CRBI, Georgia Highlands College, and the Berry College Environmental Studies program have teamed up to co-sponsor a special screening of the 2018 Rome International Film Festival Audience Award winner for Featured Films, To Kingdom Come, at Heritage Hall Centre Stage on February 21, 2019 at 6pm.
To Kingdom Come presents the multi-generational relationship between General Electric and the Rome community. The story is told from the unique and diverse perspectives of the earliest employees of the Rome GE transformer plant, local riverkeepers who battled GE over the dumping of harmful pollutants, and scientific and medical experts.
The film is a community project, co-produced by Dr. Brian Campbell of Berry College and CRBI, with contributions from Berry College students and alumni, Georgia Highlands faculty, Paper Panda Audio Productions, and an array of local musicians, including the Barbaric Yawps and Little Country Giants.
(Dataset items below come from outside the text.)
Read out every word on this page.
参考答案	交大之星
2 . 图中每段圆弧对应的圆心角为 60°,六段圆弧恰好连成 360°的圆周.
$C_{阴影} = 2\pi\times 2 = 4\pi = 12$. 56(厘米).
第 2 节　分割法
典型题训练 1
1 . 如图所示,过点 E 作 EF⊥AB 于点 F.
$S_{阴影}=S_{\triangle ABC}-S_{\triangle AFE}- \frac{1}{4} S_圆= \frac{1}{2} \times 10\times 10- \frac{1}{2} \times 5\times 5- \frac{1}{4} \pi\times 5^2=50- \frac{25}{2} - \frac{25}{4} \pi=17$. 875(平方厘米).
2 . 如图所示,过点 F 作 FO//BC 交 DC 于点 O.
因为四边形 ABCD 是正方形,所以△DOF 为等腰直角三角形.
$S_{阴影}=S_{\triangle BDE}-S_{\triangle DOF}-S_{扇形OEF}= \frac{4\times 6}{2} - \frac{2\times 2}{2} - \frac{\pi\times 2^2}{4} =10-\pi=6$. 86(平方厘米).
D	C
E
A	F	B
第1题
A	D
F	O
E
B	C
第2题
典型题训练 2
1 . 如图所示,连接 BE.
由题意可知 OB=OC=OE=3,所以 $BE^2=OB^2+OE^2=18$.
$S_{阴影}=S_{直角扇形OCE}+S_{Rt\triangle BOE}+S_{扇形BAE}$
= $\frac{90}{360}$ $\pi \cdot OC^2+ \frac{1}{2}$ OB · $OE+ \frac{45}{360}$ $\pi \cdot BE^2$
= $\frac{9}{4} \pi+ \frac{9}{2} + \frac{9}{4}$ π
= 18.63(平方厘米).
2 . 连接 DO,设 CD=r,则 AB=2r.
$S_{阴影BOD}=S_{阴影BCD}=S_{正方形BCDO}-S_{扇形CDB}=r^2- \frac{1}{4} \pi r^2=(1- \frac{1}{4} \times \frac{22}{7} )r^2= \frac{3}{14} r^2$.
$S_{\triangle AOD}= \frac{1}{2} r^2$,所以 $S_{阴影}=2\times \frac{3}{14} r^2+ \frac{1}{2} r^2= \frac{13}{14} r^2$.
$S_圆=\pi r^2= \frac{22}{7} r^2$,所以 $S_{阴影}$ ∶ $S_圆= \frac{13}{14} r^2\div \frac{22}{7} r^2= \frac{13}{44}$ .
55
The score and soundtrack is a hauntingly beautiful musical compilation of blues and folk tunes, which provides an appropriate backdrop for this fascinatingly frustrating tale of Southern hospitality meeting Yankee ingenuity and disregard.
“To Kingdom Come represents a work of love for Rome and its unique and beautiful biophysical landscape and people” says Dr. Brian Campbell.
Admission is free with a suggested donation amount of $10. All proceeds will be used to support Coosa River Basin Initiative in their ongoing work.